İstanbul Depremi Sonrası Psikolojik Etkiler ve Öneriler
23 Nisan’da İstanbul’da yaşanan deprem, fiziksel bir yıkıma yol açmasa da toplumda yeniden deprem korkusunu gündeme taşıdı. Dr. Öğr. Üyesi Bülent Tansel, afetlerin ardından ortaya çıkan psikolojik etkilerin göz ardı edilmemesi gerektiğini belirtti ve hem yetişkinler hem de çocuklar için uygulanabilecek öneriler sundu.
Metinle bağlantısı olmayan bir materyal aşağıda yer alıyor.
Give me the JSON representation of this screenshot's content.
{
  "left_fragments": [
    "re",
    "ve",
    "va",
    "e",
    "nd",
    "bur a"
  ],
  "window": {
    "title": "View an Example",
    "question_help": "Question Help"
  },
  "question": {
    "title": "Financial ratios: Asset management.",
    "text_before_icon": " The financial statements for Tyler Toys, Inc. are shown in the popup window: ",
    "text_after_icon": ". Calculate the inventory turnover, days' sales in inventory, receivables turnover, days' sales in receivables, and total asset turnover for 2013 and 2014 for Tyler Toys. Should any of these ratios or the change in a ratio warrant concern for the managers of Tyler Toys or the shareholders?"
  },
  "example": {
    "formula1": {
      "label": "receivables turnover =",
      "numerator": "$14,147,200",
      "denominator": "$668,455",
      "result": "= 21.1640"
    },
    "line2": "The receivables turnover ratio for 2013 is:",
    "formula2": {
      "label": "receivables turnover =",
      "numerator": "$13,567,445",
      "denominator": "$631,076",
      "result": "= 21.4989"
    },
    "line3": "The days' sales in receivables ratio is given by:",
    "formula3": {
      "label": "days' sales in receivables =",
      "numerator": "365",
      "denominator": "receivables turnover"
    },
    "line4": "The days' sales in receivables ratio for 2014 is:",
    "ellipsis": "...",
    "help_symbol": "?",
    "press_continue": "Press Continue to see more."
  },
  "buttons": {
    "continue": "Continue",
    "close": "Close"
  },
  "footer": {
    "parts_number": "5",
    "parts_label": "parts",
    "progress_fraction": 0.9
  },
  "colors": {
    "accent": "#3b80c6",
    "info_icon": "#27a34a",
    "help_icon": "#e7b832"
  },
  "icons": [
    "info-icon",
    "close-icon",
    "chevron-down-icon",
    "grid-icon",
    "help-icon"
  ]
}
Bilgi Sahibi Olmak Kaygıyı Azaltıyor
Deprem gibi doğal afetlerin ardından bireylerde en sık görülen duyguların belirsizlik ve kontrol kaybı olduğunu ifade eden Tansel, doğru ve güvenilir kaynaklardan bilgi edinmenin önemine dikkat çekti. “Depremin nasıl oluştuğunu, ne zaman tehlike arz ettiğini bilmek, kişinin kaygısını azaltır ve kriz anında kontrol duygusunu artırır. Bilgi, belirsizliği ortadan kaldırır ve ‘ne yapacağımı biliyorum’ düşüncesini destekler,” dedi.
Psikolojik Hazırlık, Travmayı Hafifletiyor
Fiziksel hazırlıkların yanında psikolojik hazırlığın da önemli olduğunu vurgulayan Tansel, acil durum planlarının oluşturulması, deprem çantasının hazırlanması ve tatbikatların düzenli olarak yapılmasının bireylerin kendilerini daha güvenli hissetmelerini sağladığını belirtti. Kriz anlarında “savaş-kaç-donakal” tepkilerinin sık görüldüğünü aktaran Tansel, nefes egzersizleri ve içsel telkinlerin stres yönetiminde etkili olabileceğini söyledi.
“Derin nefesler almak, beyne tehlikenin geçtiği sinyalini gönderir. Kişi, kendine ‘Hazırlıklıyım, sakin kalmalıyım’ diyerek içsel bir yönlendirme yapabilir,” ifadelerini kullandı.
Çocuklarla Doğru İletişim Kurulmalı
Çocukların, afet sonrası duygularını ifade etmekte zorlandığını belirten Tansel, yaşlarına uygun, gerçekçi açıklamalar yapılmasının önemine işaret etti. “Çocuklara ‘Korkmak normaldir ama biz hazırlıklıyız ve birlikteyiz’ gibi güven verici mesajlar verilmelidir. Duyguların bastırılması yerine paylaşılması çok daha sağlıklı sonuçlar doğurur,” dedi.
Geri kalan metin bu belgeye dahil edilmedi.